Now, do not say, as some men do, “Well then, I need not care; I may rest in indolence, if this be the case. If the Spirit of God must really work all in me, and I can do nothing of myself, I need make no attempt at it.” That is not a right feeling; that is not the teaching of the Spirit. It is only the blind that see, the lame that walk, the deaf that hear and the dumb that speak. This is a great mystery, but it is God’s truth, it is Bible truth. Those only can understand it who are brought to say with Peter, “Lord, save or I perish.” In such God has begun his good work, and there is no possibility of its miscarrying.

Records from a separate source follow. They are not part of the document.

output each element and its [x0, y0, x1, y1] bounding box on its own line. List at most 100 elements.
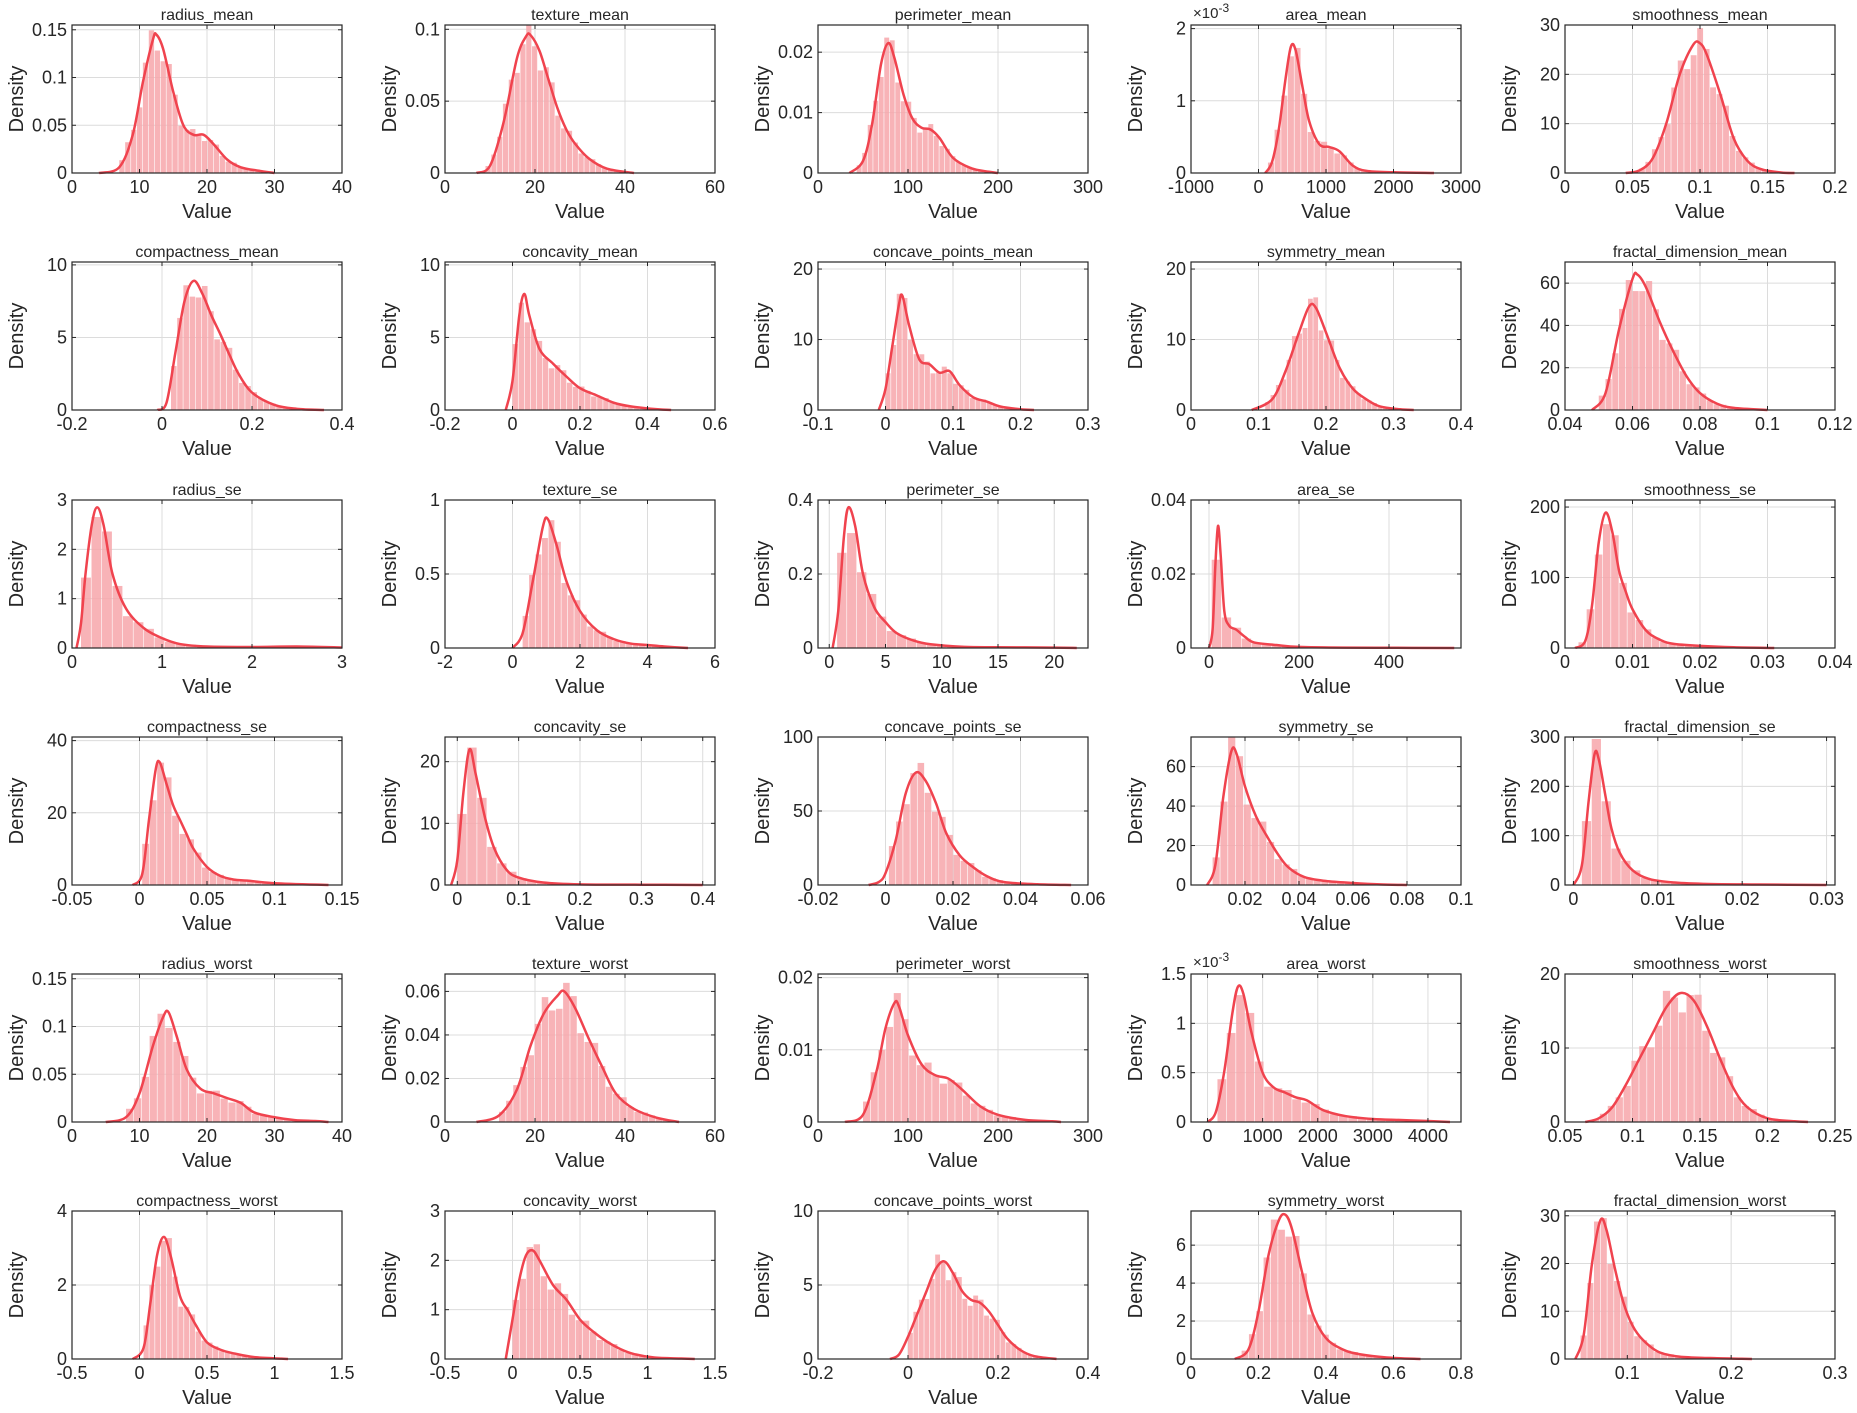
histogram-bar: [232, 369, 239, 410]
y-axis-label: Density: [1125, 1015, 1147, 1082]
panel-title: fractal_dimension_se: [1624, 719, 1775, 736]
x-tick-label: -0.5: [429, 1363, 460, 1383]
histogram-bar: [252, 1113, 260, 1122]
y-tick-label: 0.1: [415, 19, 440, 39]
histogram-bar: [1282, 864, 1290, 885]
histogram-bar: [267, 1115, 276, 1122]
histogram-bar: [1690, 55, 1697, 173]
histogram-bar: [862, 152, 868, 173]
x-axis-label: Value: [928, 1150, 978, 1172]
x-tick-label: 1.5: [329, 1363, 354, 1383]
histogram-bar: [1300, 1273, 1307, 1359]
histogram-bar: [1742, 157, 1749, 173]
histogram-bar: [512, 344, 518, 410]
histogram-bar: [593, 630, 600, 648]
y-axis-label: Density: [6, 66, 28, 133]
histogram-bar: [1660, 641, 1668, 648]
histogram-bar: [1320, 1109, 1329, 1122]
histogram-bar: [601, 168, 607, 173]
x-tick-label: 3000: [1441, 177, 1481, 197]
y-axis-label: Density: [1499, 1015, 1521, 1082]
histogram-bar: [589, 1331, 597, 1359]
histogram-bar: [518, 302, 524, 410]
histogram-bar: [204, 1090, 213, 1122]
x-tick-label: 0.3: [629, 889, 654, 909]
panel-fractal_dimension_mean: 0.04 0.06 0.08 0.1 0.12 0 20 40 60 fractal_dimens…: [1499, 244, 1853, 460]
histogram-bar: [603, 1341, 611, 1359]
histogram-bar: [563, 982, 570, 1122]
histogram-bar: [605, 1086, 613, 1122]
x-tick-label: 0.3: [1381, 414, 1406, 434]
histogram-bar: [184, 1306, 190, 1359]
histogram-bar: [946, 1280, 951, 1359]
histogram-bar: [1334, 359, 1340, 410]
axes-frame: [71, 499, 343, 649]
histogram-bar: [944, 148, 950, 173]
y-axis-label: Density: [1499, 778, 1521, 845]
histogram-bar: [164, 777, 172, 885]
y-tick-label: 0: [1550, 400, 1560, 420]
histogram-bar: [1022, 1352, 1028, 1359]
y-tick-label: 10: [420, 255, 440, 275]
y-tick-label: 0: [1176, 1112, 1186, 1132]
histogram-bar: [196, 1093, 205, 1122]
y-tick-label: 0: [430, 638, 440, 658]
x-axis-label: Value: [1675, 913, 1725, 935]
y-tick-label: 20: [1540, 1254, 1560, 1274]
x-axis-label: Value: [555, 913, 605, 935]
histogram-bar: [242, 1355, 248, 1359]
x-tick-label: 1: [642, 1363, 652, 1383]
histogram-bar: [1292, 1099, 1301, 1122]
histogram-bar: [1336, 1349, 1344, 1359]
histogram-bar: [1313, 879, 1321, 885]
axes-frame: [444, 24, 716, 174]
x-tick-label: 0.1: [262, 889, 287, 909]
histogram-bar: [149, 1285, 155, 1359]
histogram-bar: [1271, 644, 1282, 648]
x-axis-label: Value: [1301, 201, 1351, 223]
histogram-bar: [1602, 524, 1611, 648]
histogram-bar: [1702, 1030, 1710, 1122]
axes-frame: [444, 973, 716, 1123]
histogram-bar: [1318, 330, 1324, 410]
x-tick-label: 0: [67, 1126, 77, 1146]
histogram-bar: [246, 880, 254, 885]
histogram-bar: [172, 94, 178, 173]
histogram-bar: [172, 1276, 178, 1359]
y-tick-label: 0: [803, 163, 813, 183]
y-tick-label: 0: [803, 638, 813, 658]
histogram-bar: [239, 382, 245, 410]
y-tick-label: 6: [1176, 1235, 1186, 1255]
histogram-bar: [1220, 801, 1228, 885]
y-axis-label: Density: [6, 1015, 28, 1082]
histogram-bar: [1270, 395, 1276, 410]
x-tick-label: 0.1: [506, 889, 531, 909]
panel-radius_mean: 0 10 20 30 40 0 0.05 0.1 0.15 radius_mean Value Den…: [6, 7, 352, 223]
y-axis-label: Density: [6, 1252, 28, 1319]
y-tick-label: 0: [1550, 163, 1560, 183]
histogram-bar: [911, 117, 917, 173]
histogram-bar: [1667, 1354, 1674, 1359]
histogram-bar: [548, 1010, 556, 1122]
histogram-bar: [1301, 1102, 1311, 1122]
x-axis-label: Value: [555, 676, 605, 698]
histogram-bar: [590, 159, 596, 173]
histogram-bar: [1228, 737, 1236, 885]
y-axis-label: Density: [6, 303, 28, 370]
histogram-bar: [1217, 1079, 1227, 1122]
histogram-bar: [1286, 359, 1292, 410]
histogram-bar: [513, 1085, 520, 1122]
histogram-bar: [973, 1295, 979, 1359]
histogram-bar: [924, 1298, 930, 1359]
y-exponent-power: -3: [1218, 1, 1229, 15]
x-tick-label: 0.08: [1682, 414, 1717, 434]
histogram-bar: [1358, 1354, 1366, 1359]
density-curve: [1584, 991, 1809, 1124]
histogram-bar: [1733, 1097, 1742, 1122]
panel-title: area_se: [1297, 482, 1355, 499]
panel-title: smoothness_mean: [1632, 7, 1767, 24]
histogram-bar: [986, 1109, 994, 1122]
histogram-bar: [1245, 1012, 1255, 1122]
histogram-bar: [1270, 1219, 1278, 1359]
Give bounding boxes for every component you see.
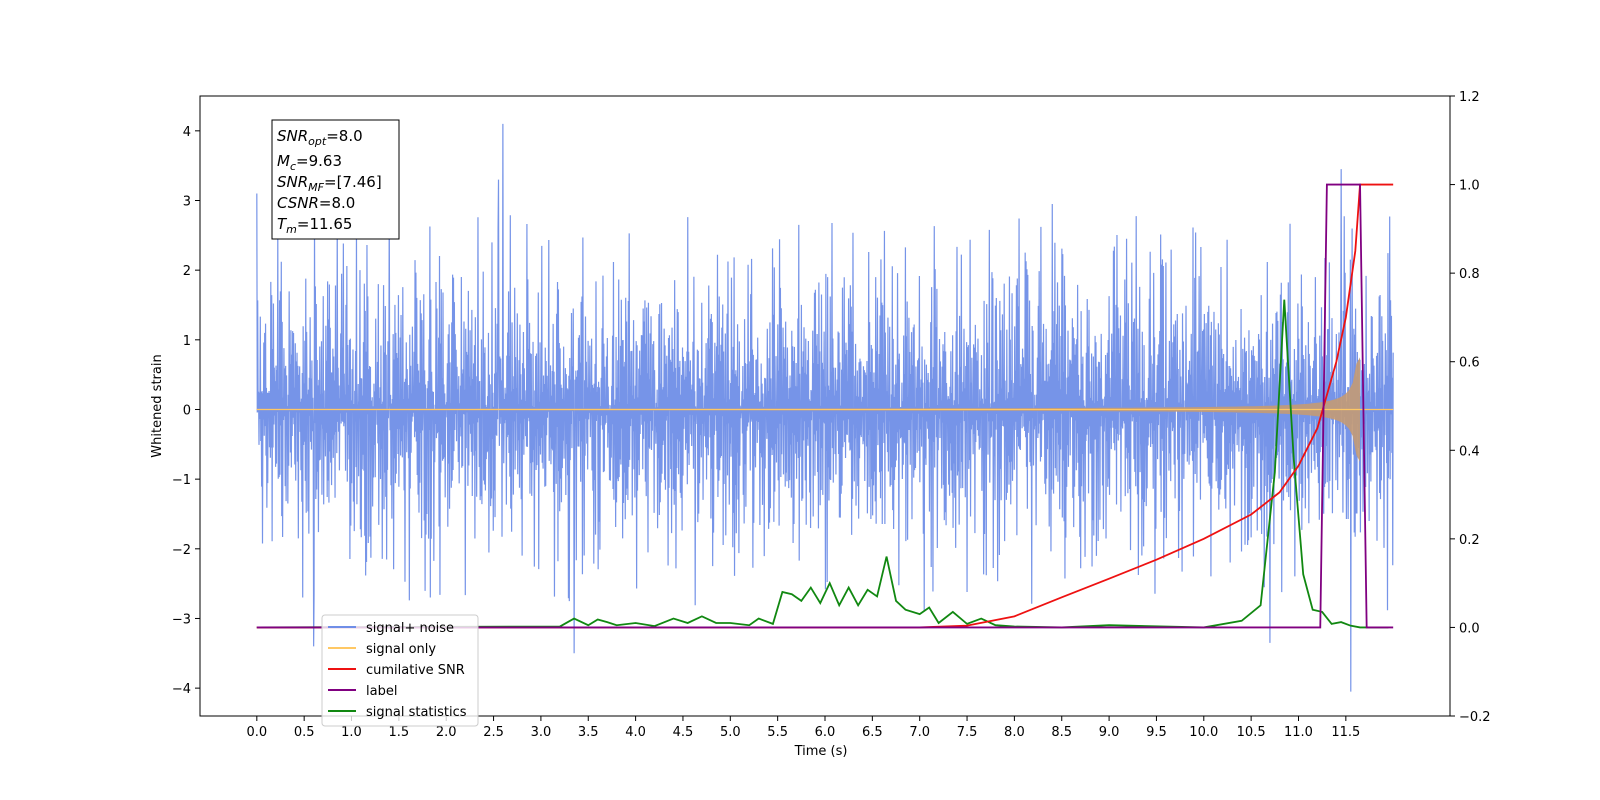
x-axis-ticks: 0.0 0.5 1.0 1.5 2.0 2.5 3.0 3.5 4.0 4.5 5.0 5.5 6.0 6… <box>246 716 1360 740</box>
label-line <box>256 183 1394 629</box>
y-right-tick-label: 0.8 <box>1459 267 1480 282</box>
x-tick-label: 0.5 <box>294 725 315 740</box>
info-mc: Mc=9.63 <box>277 152 342 173</box>
signal-only-series <box>256 357 1394 462</box>
right-axis-series <box>256 183 1394 629</box>
y-right-tick-label: 0.2 <box>1459 533 1480 548</box>
y-axis-left-ticks: 4 3 2 1 0 −1 −2 −3 −4 <box>172 125 200 697</box>
x-tick-label: 3.5 <box>578 725 599 740</box>
legend-entry-signal-noise: signal+ noise <box>328 621 454 636</box>
x-tick-label: 9.5 <box>1146 725 1167 740</box>
legend-entry-cumilative-snr: cumilative SNR <box>328 663 465 678</box>
y-right-tick-label: 1.2 <box>1459 90 1480 105</box>
info-box: SNRopt=8.0 Mc=9.63 SNRMF=[7.46] CSNR=8.0… <box>271 119 400 240</box>
info-snr-opt: SNRopt=8.0 <box>277 127 363 148</box>
legend-label: signal only <box>366 642 436 657</box>
y-left-tick-label: −2 <box>172 543 191 558</box>
x-tick-label: 6.5 <box>862 725 883 740</box>
y-left-tick-label: 2 <box>183 264 191 279</box>
x-tick-label: 7.5 <box>957 725 978 740</box>
x-tick-label: 2.5 <box>483 725 504 740</box>
legend-entry-signal-statistics: signal statistics <box>328 705 467 720</box>
legend-label: label <box>366 684 397 699</box>
legend: signal+ noise signal only cumilative SNR… <box>321 614 479 727</box>
x-tick-label: 6.0 <box>815 725 836 740</box>
x-tick-label: 7.0 <box>909 725 930 740</box>
y-right-tick-label: 0.6 <box>1459 356 1480 371</box>
x-tick-label: 5.0 <box>720 725 741 740</box>
info-csnr: CSNR=8.0 <box>277 194 355 212</box>
x-tick-label: 10.5 <box>1237 725 1266 740</box>
signal-statistics-line <box>256 299 1389 629</box>
x-tick-label: 11.5 <box>1331 725 1360 740</box>
y-axis-label: Whitened strain <box>150 354 165 457</box>
y-right-tick-label: 0.0 <box>1459 621 1480 636</box>
x-tick-label: 8.0 <box>1004 725 1025 740</box>
x-tick-label: 11.0 <box>1284 725 1313 740</box>
legend-entry-signal-only: signal only <box>328 642 436 657</box>
y-left-tick-label: 0 <box>183 403 191 418</box>
x-axis-label: Time (s) <box>794 744 848 759</box>
legend-label: signal statistics <box>366 705 467 720</box>
info-snr-mf: SNRMF=[7.46] <box>277 173 382 194</box>
x-tick-label: 1.5 <box>389 725 410 740</box>
signal-noise-line <box>256 123 1394 692</box>
y-right-tick-label: 0.4 <box>1459 444 1480 459</box>
info-tm: Tm=11.65 <box>277 215 352 236</box>
x-tick-label: 4.0 <box>625 725 646 740</box>
y-right-tick-label: 1.0 <box>1459 179 1480 194</box>
cumilative-SNR-line <box>256 183 1394 629</box>
legend-entry-label: label <box>328 684 397 699</box>
x-tick-label: 0.0 <box>246 725 267 740</box>
x-tick-label: 5.5 <box>767 725 788 740</box>
y-left-tick-label: −3 <box>172 612 191 627</box>
legend-label: cumilative SNR <box>366 663 465 678</box>
legend-frame <box>321 614 479 727</box>
x-tick-label: 4.5 <box>673 725 694 740</box>
y-left-tick-label: 1 <box>183 334 191 349</box>
x-tick-label: 1.0 <box>341 725 362 740</box>
legend-label: signal+ noise <box>366 621 454 636</box>
y-left-tick-label: −1 <box>172 473 191 488</box>
x-tick-label: 8.5 <box>1051 725 1072 740</box>
y-left-tick-label: 3 <box>183 194 191 209</box>
y-axis-right-ticks: 1.2 1.0 0.8 0.6 0.4 0.2 0.0 −0.2 <box>1450 90 1491 725</box>
x-tick-label: 10.0 <box>1189 725 1218 740</box>
x-tick-label: 2.0 <box>436 725 457 740</box>
y-left-tick-label: 4 <box>183 125 191 140</box>
info-box-frame <box>271 119 400 240</box>
x-tick-label: 9.0 <box>1099 725 1120 740</box>
x-tick-label: 3.0 <box>531 725 552 740</box>
y-right-tick-label: −0.2 <box>1459 710 1491 725</box>
y-left-tick-label: −4 <box>172 682 191 697</box>
signal-noise-series <box>256 123 1394 692</box>
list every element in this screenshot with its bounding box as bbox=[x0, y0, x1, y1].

He will cause them to glory and delight, daily and hourly, in his strength. He will keep them in every time of trouble and temptation. He will uphold them by the sweet experience of his covenant faithfulness, by supplying all their wants out of the fulness of Christ, and by daily teaching and guiding diem by his blessed Spirit.
John M’Kenzie (?-1849) was a Strict and Particular Baptist preacher. He was appointed the Pastor of a few churches and enjoyed a blessed itinerate ministry. He served as joint Editor of the Gospel Standard Magazine between the years 1840-1849.